One of the interesting things about American racism is the creativity of the people who are hostile to the black civil rights movement, equality for women, and gay people. I'll just mention of few of the interesting ideas that have developed in relation to race. Probably the premier example of creative racism in the United States is the "color-blind" scam perpetrated by people like William Bennett. The audaciousness of "color-blind racism" is a thing of beauty. Quoting Martin Luther King, advocates of color-blindness argue that everyone should be evaluated "by the content of their character" while still claiming that African-Americans as a group deserve to be considered intellectually inferior and culturally inferior as well as deserve to be racially profiled, excluded from stores, and subject to random searches.
But color-blindness isn't the only interesting tactic employed by racists. People who plaster their cars with Confederate flag paraphernalia claim that they're "honoring tradition" without mentioning that the racist traditions of their families go back for generations. Confederate flags are now giving ways to nooses as symbols of racial hostility. But my students report that those who justify the nooses are saying "well, it's only a noose." Perhaps Kentucky high schools like Allen Central and Boone County that use Confederate flag symbols will start adapting nooses as "color-blind" symbols of "traditional Kentucky."
In today's column for Townhall.com, the conservative commentator Mike Adams developed another creative wrinkle on racism. Still unreconciled to the celebration of Martin Luther King's birthday, Adams suggests that the federal holiday for MLK be replaced by a holiday for the gun inventor John Browning. According to Adams, Browning deserved a holiday because his "inventions helped us preserve freedom (read: civil rights) for all by winning two world wars. This is approximately two more world wars than MLK helped us win – although I do acknowledge that he was our second greatest civil rights leader."
Well, it was mighty generous of Adams to view King as the "second" most significant civil rights leader. Of course, the point for Adams is not that Browning deserves a holiday, but that he believes that almost any marginally significant white figure (and Browning is very marginal in his significance) deserves a holiday more than King. I'm surprised that Adams didn't suggest replacing King's birthday with a holiday for Charles Murray (of Bell Curve fame), William Bennett, or Strom Thurmond. Wouldn't Adams also view these kinds of figures as doing more for what he would call "real" civil rights than King?

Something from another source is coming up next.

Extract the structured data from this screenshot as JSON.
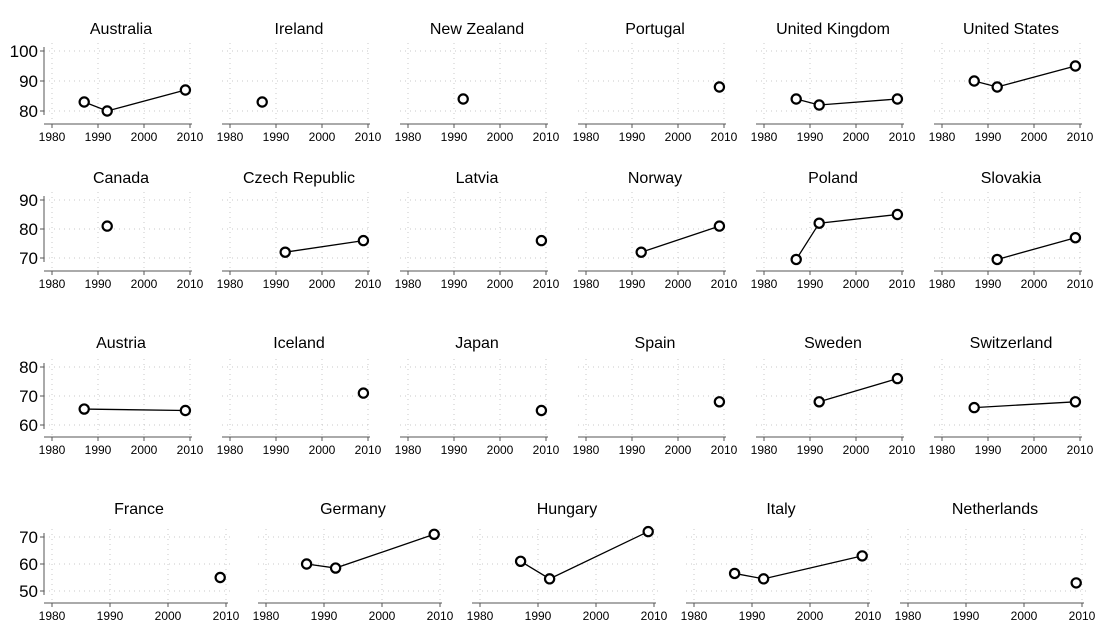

The thing that bothers Adams and other racists is that Martin Luther King is such a revered figure in American society and that the defeat of racial segregation is viewed as such a pivotal moment in the development of American democracy. If King and the civil rights movement are to be viewed positively at all, conservatives like Adams want to see thousands of white figures as being much more significant for "civil rights."
Of course, Adams and other conservatives won't say that directly. They like to maintain a "plausible deniability" for their racism. But that's what's implied when he claims that John Browning was a more important civil rights figure than Martin Luther King.